Comptroller calls for more Web transactions

Comptroller calls for more Web transactions

Agencies have made headway in electronic government, but they should be conducting far more transactions over the Internet, comptroller general David M. Walker said at last month's E-Gov conference in Washington.

State and local governments are ahead of federal agencies in putting transactions online because citizens are pushing for such access, Walker said.

The United States came in third behind Canada and Singapore as a global leader in Web-based government in a recent e-government survey by Accenture of Chicago, Walker noted [GCN, April 16, Page 5].But he called many of the federal government's activities unsophisticated and designed solely to disseminate information.

'A lot of low-hanging fruit has been picked,' Walker said.

Agencies should seek 'meaningful, positive results' instead of a superficial increase in Web presence, he said.

Walker cited the U.S. savings bond electronic-sales program and the Federal Business Opportunities site, at, as examples of the kind of e-government innovation the Bush administration would like to have.

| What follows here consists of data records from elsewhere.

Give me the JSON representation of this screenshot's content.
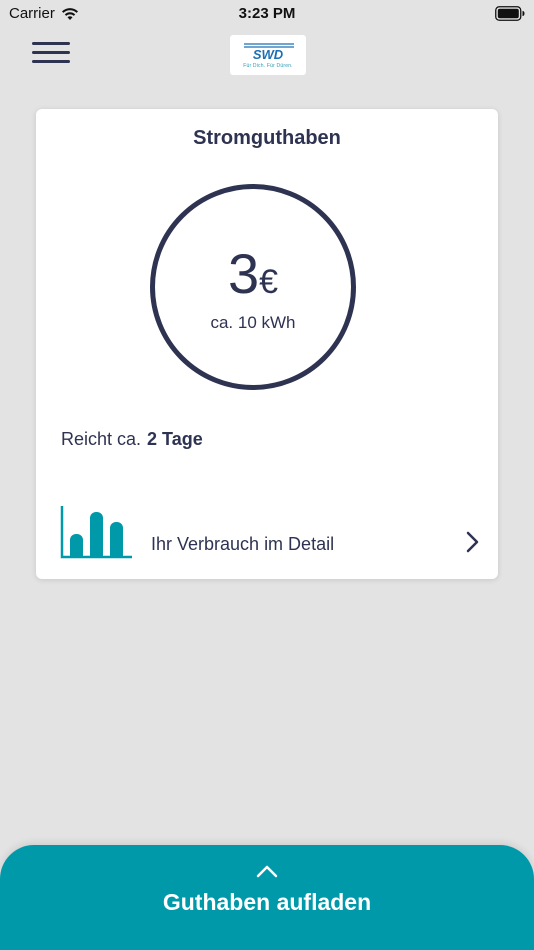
{
  "status_bar": {
    "carrier": "Carrier",
    "time": "3:23 PM"
  },
  "header": {
    "logo_text": "SWD",
    "logo_tagline": "Für Dich. Für Düren."
  },
  "card": {
    "title": "Stromguthaben",
    "balance_value": "3",
    "balance_currency": "€",
    "energy": "ca. 10 kWh",
    "duration_label": "Reicht ca.",
    "duration_value": "2 Tage",
    "detail_link": "Ihr Verbrauch im Detail"
  },
  "bottom_sheet": {
    "label": "Guthaben aufladen"
  },
  "colors": {
    "accent": "#0099aa",
    "text": "#2e3352",
    "background": "#e3e3e3"
  }
}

Walker listed five critical factors in e-government:

  • Disciplined management approach

  • Adequate network capacity

  • Secure computing environment

  • Effective document management and

  • Nurturing agencies' information technology personnel, whom he referred to as 'the human capital.'

  • Walker said he would testify before a Senate panel this week about the General Accounting Office's efforts to improve work force retention and training.